Двадцать лет прошло с того времени, о котором я рассказываю. На днях, прогуливаясь без всякой цели по улицам, я встретил Артура Реймонда. Я мог бы и не заметить его, но он меня окликнул. Он изменился, стал почти таким же в обхвате, как Кронский. Теперь это был немолодой мужчина с черными прокуренными зубами. После нескольких приветственных слов он принялся рассказывать о своем старшем сыне, мальчишке, который учился в колледже и был членом футбольной команды. Все надежды Артура были связаны теперь с ним. Мне стало тошно. Хоть бы слово сказал он о своей собственной жизни! Нет, все о сыне, о сыне, о сыне. Мальчишка собирается стать кем-то (спортсменом, писателем, музыкантом — бог весть!). Мне-то на Артурова сына было наплевать. Из этого безудержного потока слов я извлек только то, что прежний Артур Реймонд отдал Богу душу и живет теперь только его сын. Жалкое зрелище. И мне никак не удавалось побыстрее отделаться от него.
— Ты бы зашел ко мне и познакомился с сыном, — все не отпускал он меня. — Поболтаем, как в старые добрые времена. Ты же знаешь, я люблю поговорить. — И он вправду, как в старое доброе время, отрывисто захохотал. А потом, крепко вцепившись в мою руку, спросил: — Где ты теперь живешь?

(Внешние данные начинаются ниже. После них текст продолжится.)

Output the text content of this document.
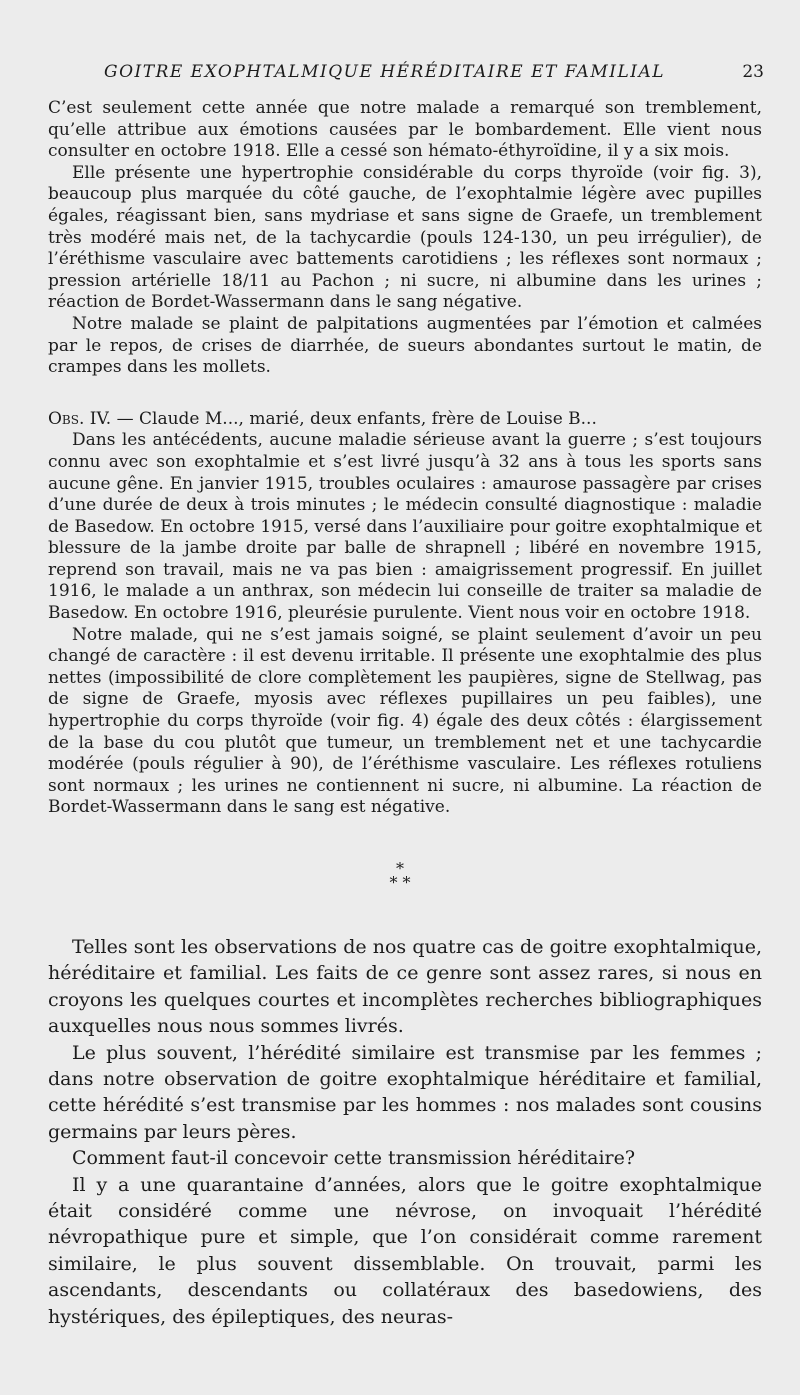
GOITRE EXOPHTALMIQUE HÉRÉDITAIRE ET FAMILIAL	23

C’est seulement cette année que notre malade a remarqué son tremblement, qu’elle attribue aux émotions causées par le bombardement. Elle vient nous consulter en octobre 1918. Elle a cessé son hémato-éthyroïdine, il y a six mois.

Elle présente une hypertrophie considérable du corps thyroïde (voir fig. 3), beaucoup plus marquée du côté gauche, de l’exophtalmie légère avec pupilles égales, réagissant bien, sans mydriase et sans signe de Graefe, un tremblement très modéré mais net, de la tachycardie (pouls 124-130, un peu irrégulier), de l’éréthisme vasculaire avec battements carotidiens ; les réflexes sont normaux ; pression artérielle 18/11 au Pachon ; ni sucre, ni albumine dans les urines ; réaction de Bordet-Wassermann dans le sang négative.

Notre malade se plaint de palpitations augmentées par l’émotion et calmées par le repos, de crises de diarrhée, de sueurs abondantes surtout le matin, de crampes dans les mollets.

Obs. IV. — Claude M..., marié, deux enfants, frère de Louise B...

Dans les antécédents, aucune maladie sérieuse avant la guerre ; s’est toujours connu avec son exophtalmie et s’est livré jusqu’à 32 ans à tous les sports sans aucune gêne. En janvier 1915, troubles oculaires : amaurose passagère par crises d’une durée de deux à trois minutes ; le médecin consulté diagnostique : maladie de Basedow. En octobre 1915, versé dans l’auxiliaire pour goitre exophtalmique et blessure de la jambe droite par balle de shrapnell ; libéré en novembre 1915, reprend son travail, mais ne va pas bien : amaigrissement progressif. En juillet 1916, le malade a un anthrax, son médecin lui conseille de traiter sa maladie de Basedow. En octobre 1916, pleurésie purulente. Vient nous voir en octobre 1918.

Notre malade, qui ne s’est jamais soigné, se plaint seulement d’avoir un peu changé de caractère : il est devenu irritable. Il présente une exophtalmie des plus nettes (impossibilité de clore complètement les paupières, signe de Stellwag, pas de signe de Graefe, myosis avec réflexes pupillaires un peu faibles), une hypertrophie du corps thyroïde (voir fig. 4) égale des deux côtés : élargissement de la base du cou plutôt que tumeur, un tremblement net et une tachycardie modérée (pouls régulier à 90), de l’éréthisme vasculaire. Les réflexes rotuliens sont normaux ; les urines ne contiennent ni sucre, ni albumine. La réaction de Bordet-Wassermann dans le sang est négative.

*
* *

Telles sont les observations de nos quatre cas de goitre exophtalmique, héréditaire et familial. Les faits de ce genre sont assez rares, si nous en croyons les quelques courtes et incomplètes recherches bibliographiques auxquelles nous nous sommes livrés.

Le plus souvent, l’hérédité similaire est transmise par les femmes ; dans notre observation de goitre exophtalmique héréditaire et familial, cette hérédité s’est transmise par les hommes : nos malades sont cousins germains par leurs pères.

Comment faut-il concevoir cette transmission héréditaire?

Il y a une quarantaine d’années, alors que le goitre exophtalmique était considéré comme une névrose, on invoquait l’hérédité névropathique pure et simple, que l’on considérait comme rarement similaire, le plus souvent dissemblable. On trouvait, parmi les ascendants, descendants ou collatéraux des basedowiens, des hystériques, des épileptiques, des neuras-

Я записал ему на клочке бумаги липовый адрес и телефон и подумал, что в следующий раз мы встретимся с ним, наверное, в чистилище.
Уже потом, когда мы разошлись, я понял вдруг, что он не проявил никакого интереса к тому, как жил все эти годы я. А он ведь знал, что я побывал за границей, написал несколько книг…
— Я кое-что читал из твоих вещей, — заметил он и сконфуженно улыбнулся, как бы говоря: «Но я-то тебя знаю, старый мошенник, меня не проведешь».
Я бы мог ответить на это: «И я знаю тебя, знаю, сколько тебе пришлось испытать обманов и унижений».
Начни мы с ним делиться опытом, у нас вышел бы замечательный разговор. Мы могли бы понять друг друга куда лучше, чем когда-либо прежде. Дай он мне такой шанс, я бы показал ему, что неудачник Артур так же дорог мне, как и тот много обещавший молодой человек, перед которым я когда-то преклонялся. Каждый по-своему, мы оба были бунтарями и оба стремились переделать мир.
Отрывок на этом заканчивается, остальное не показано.